Many of the articles offer the theory that the mass distribution is being done to benefit Republican John McCain's presidential campaign, and cite complaints that it is an unbalanced report that newspapers should have rejected, because the idea of a documentary with a point of view is just unheard of.
So it's good to see two columns push back in recent days. Both note the documentary's emphasis on the fact that the vast majority of Muslims do not share the warped interpretation of Islam used by terrorists to justify their violence. And both columns question the validity of the criticism against Obsession.
Columbus Dispatch editorial page editor Glenn Sheller notes that CAIR consistently lobbies to strip any reference to religion from terrorist acts committed by Muslims:
"For many years, CAIR has waged a campaign to intimidate and silence anyone who raises alarms about the dangers of Islamic extremism. CAIR's rationale is that discussions of Islamic extremism lead to animosity not just toward those who twist Islam into a justification for terrorism but toward all who practice Islam.
CAIR's concern is understandable, but its response is unreasonable. The group acts properly when it hammers home the point that only a small number of Muslims support religiously motivated violence and that targeting law-abiding Muslims is wrong. Where CAIR errs is in labeling anyone who discusses Islamic terrorism a bigot and hatemonger, an Islamophobe, to use CAIR's favorite slur."
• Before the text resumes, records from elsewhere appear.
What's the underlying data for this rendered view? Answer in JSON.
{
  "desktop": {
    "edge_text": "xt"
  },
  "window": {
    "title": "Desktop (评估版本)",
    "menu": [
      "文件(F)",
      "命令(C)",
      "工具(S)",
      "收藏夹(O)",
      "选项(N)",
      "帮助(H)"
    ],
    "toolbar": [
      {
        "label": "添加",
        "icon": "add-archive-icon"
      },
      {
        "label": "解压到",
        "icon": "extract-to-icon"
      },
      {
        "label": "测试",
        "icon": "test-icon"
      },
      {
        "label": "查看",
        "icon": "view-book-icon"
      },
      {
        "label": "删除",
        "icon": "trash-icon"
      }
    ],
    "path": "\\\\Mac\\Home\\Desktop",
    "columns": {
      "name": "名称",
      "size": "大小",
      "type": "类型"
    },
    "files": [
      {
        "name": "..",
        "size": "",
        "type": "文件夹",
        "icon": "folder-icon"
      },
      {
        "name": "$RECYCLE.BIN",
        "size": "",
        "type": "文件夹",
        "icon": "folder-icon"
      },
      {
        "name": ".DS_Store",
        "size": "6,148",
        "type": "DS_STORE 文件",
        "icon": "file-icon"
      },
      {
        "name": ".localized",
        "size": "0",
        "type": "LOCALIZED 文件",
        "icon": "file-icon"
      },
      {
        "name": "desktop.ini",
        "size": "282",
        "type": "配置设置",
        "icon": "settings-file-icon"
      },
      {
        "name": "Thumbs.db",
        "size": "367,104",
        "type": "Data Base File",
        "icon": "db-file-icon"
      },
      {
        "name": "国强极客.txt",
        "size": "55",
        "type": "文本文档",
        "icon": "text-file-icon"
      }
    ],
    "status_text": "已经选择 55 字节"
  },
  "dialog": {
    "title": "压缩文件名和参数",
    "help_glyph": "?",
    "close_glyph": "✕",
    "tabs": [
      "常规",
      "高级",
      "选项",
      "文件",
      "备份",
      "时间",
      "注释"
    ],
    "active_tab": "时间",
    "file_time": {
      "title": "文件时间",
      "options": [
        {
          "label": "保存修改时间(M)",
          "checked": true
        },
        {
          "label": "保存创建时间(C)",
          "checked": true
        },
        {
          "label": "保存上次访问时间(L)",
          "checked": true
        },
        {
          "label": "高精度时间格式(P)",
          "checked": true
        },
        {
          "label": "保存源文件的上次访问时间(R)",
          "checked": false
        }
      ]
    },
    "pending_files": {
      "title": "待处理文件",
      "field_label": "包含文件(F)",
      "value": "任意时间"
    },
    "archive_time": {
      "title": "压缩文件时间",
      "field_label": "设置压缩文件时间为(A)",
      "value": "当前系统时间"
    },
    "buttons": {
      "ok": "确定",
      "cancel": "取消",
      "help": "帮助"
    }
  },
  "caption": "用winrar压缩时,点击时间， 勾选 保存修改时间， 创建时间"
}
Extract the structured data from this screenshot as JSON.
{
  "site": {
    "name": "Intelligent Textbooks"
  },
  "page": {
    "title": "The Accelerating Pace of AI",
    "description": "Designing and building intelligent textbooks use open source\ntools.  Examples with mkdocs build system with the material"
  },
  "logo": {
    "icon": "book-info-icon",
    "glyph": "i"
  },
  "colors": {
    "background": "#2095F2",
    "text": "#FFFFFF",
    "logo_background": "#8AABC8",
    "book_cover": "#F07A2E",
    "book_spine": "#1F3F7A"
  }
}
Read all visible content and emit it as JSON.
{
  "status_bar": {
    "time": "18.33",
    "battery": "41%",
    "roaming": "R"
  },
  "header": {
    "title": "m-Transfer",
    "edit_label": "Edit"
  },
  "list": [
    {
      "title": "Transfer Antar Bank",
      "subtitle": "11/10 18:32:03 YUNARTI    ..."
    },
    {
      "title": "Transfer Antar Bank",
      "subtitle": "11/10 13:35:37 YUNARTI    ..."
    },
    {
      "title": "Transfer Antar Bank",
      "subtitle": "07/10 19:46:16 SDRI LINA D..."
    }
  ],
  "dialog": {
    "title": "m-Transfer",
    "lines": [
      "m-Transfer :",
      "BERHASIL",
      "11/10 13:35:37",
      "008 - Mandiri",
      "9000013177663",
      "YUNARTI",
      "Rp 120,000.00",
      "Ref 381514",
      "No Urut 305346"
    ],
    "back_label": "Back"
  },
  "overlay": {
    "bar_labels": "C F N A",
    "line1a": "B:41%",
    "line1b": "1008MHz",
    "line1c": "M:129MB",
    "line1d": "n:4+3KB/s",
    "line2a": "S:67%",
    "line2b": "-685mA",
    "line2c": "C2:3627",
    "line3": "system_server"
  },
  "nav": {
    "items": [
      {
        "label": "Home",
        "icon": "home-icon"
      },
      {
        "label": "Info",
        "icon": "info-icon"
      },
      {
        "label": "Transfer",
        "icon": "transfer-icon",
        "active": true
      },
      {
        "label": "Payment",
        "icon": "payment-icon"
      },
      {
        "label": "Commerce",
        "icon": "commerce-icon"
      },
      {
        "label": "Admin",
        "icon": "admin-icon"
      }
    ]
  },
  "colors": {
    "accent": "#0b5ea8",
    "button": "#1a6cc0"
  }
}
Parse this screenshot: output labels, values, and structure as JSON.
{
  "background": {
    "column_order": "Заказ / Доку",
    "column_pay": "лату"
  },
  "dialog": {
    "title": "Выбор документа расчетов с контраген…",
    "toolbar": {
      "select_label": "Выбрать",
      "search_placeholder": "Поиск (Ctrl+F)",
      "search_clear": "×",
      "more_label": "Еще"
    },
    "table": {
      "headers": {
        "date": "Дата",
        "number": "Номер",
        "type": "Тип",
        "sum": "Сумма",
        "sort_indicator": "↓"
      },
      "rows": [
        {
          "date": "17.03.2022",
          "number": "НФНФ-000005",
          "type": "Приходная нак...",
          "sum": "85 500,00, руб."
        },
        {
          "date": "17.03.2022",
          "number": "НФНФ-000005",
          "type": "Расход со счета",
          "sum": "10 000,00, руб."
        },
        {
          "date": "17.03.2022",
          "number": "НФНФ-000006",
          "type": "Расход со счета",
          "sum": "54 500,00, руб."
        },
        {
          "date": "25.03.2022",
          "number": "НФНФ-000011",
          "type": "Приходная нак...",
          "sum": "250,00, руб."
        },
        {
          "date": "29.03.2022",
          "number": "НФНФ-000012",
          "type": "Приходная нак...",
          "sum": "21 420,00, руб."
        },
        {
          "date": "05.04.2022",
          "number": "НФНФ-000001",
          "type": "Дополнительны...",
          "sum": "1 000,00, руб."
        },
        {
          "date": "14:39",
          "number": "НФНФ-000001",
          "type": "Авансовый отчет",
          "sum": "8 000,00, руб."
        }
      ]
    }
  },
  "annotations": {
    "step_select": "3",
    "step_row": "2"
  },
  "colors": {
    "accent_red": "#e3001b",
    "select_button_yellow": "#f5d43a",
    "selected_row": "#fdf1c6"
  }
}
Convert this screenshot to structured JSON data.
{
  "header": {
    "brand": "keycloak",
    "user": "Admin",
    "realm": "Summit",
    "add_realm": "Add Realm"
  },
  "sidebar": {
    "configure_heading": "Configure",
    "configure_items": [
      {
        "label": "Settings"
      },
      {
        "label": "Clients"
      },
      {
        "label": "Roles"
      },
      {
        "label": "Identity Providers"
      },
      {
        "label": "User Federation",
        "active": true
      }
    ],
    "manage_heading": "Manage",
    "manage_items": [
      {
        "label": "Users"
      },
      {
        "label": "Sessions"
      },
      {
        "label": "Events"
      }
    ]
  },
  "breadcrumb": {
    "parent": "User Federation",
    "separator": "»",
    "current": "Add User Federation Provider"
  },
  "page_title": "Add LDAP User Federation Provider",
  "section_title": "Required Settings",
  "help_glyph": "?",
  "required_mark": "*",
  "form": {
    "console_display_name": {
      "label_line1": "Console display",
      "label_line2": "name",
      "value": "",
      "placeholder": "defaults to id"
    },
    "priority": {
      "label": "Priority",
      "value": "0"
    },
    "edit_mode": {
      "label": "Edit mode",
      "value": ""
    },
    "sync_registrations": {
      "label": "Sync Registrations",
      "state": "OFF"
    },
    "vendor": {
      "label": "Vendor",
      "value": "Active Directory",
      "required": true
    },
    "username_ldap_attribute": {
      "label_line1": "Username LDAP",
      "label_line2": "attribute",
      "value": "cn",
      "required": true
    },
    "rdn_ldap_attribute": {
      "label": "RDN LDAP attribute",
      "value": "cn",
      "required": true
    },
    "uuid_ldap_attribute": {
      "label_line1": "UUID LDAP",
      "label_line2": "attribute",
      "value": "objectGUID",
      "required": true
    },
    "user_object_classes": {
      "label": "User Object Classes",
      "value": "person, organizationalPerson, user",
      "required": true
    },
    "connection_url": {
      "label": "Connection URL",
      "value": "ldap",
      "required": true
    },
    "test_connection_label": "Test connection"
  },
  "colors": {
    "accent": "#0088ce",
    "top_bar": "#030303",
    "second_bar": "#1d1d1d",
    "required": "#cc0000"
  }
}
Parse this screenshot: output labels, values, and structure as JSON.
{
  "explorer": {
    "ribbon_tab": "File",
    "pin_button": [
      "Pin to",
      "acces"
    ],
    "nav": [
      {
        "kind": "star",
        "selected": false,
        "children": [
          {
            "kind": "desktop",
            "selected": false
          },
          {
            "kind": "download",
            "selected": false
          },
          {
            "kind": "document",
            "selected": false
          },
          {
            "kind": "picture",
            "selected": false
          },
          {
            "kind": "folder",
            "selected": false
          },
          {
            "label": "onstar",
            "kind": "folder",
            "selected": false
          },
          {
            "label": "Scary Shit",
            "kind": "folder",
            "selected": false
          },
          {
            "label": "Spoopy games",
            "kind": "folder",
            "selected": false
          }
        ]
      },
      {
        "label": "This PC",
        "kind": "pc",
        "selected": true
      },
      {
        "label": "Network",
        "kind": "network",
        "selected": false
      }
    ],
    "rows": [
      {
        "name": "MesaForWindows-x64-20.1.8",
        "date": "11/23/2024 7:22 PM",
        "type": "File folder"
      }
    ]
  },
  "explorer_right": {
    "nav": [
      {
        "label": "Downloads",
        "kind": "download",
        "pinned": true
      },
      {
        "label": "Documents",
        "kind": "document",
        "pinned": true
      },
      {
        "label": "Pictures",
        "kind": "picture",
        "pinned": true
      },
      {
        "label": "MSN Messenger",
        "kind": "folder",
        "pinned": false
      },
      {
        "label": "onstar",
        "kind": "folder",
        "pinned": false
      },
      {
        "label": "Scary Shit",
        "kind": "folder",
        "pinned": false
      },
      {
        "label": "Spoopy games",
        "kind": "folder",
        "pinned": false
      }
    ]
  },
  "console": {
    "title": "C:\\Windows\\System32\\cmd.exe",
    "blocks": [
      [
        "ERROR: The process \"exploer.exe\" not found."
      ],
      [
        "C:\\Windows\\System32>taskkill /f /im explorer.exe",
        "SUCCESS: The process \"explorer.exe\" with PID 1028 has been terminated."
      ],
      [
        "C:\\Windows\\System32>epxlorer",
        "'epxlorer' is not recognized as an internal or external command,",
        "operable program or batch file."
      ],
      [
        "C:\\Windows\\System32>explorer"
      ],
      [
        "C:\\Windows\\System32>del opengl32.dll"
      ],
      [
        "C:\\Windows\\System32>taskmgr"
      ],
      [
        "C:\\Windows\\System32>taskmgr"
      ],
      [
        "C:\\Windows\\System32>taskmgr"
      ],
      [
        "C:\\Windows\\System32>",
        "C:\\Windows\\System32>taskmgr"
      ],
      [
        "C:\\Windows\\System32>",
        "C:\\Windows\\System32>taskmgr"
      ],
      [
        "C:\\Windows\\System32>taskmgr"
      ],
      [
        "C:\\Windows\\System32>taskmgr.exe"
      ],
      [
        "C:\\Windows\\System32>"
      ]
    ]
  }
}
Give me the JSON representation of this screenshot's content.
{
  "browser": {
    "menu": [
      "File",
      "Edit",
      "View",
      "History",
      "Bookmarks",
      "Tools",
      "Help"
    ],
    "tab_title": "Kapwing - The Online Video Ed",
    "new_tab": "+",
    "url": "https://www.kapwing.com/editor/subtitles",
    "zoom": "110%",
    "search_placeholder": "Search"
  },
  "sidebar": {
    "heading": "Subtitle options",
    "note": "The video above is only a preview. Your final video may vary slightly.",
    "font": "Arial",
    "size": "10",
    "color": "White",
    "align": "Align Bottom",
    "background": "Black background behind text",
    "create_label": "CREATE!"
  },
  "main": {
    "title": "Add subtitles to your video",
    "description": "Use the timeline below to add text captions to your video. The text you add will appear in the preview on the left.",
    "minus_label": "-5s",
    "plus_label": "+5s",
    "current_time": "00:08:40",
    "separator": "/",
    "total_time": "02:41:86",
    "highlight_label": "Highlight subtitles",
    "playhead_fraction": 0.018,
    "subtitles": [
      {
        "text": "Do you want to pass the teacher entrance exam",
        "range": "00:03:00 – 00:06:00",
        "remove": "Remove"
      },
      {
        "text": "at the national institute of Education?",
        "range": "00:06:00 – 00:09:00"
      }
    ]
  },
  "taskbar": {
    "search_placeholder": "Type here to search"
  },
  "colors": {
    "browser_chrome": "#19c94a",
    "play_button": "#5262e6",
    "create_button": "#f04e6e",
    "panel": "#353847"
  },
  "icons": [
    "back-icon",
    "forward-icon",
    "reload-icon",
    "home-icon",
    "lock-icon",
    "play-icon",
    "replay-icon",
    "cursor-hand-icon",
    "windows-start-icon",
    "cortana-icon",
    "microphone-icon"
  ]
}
At the Rocky Mountain News, columnist Dave Kopel cites a number of ways in which CAIR's credibility has been strained by its own actions and the actions of some of its past employees. Kopel wonders whether newspapers would treat complaints by the Ku Klux Klan about a documentary on racism with similar weight.
"But when the story is nothing more than CAIR announcing it is offended about something," Kopel concludes, "the announcement does not deserve an inch of the increasingly scarce news space in the papers."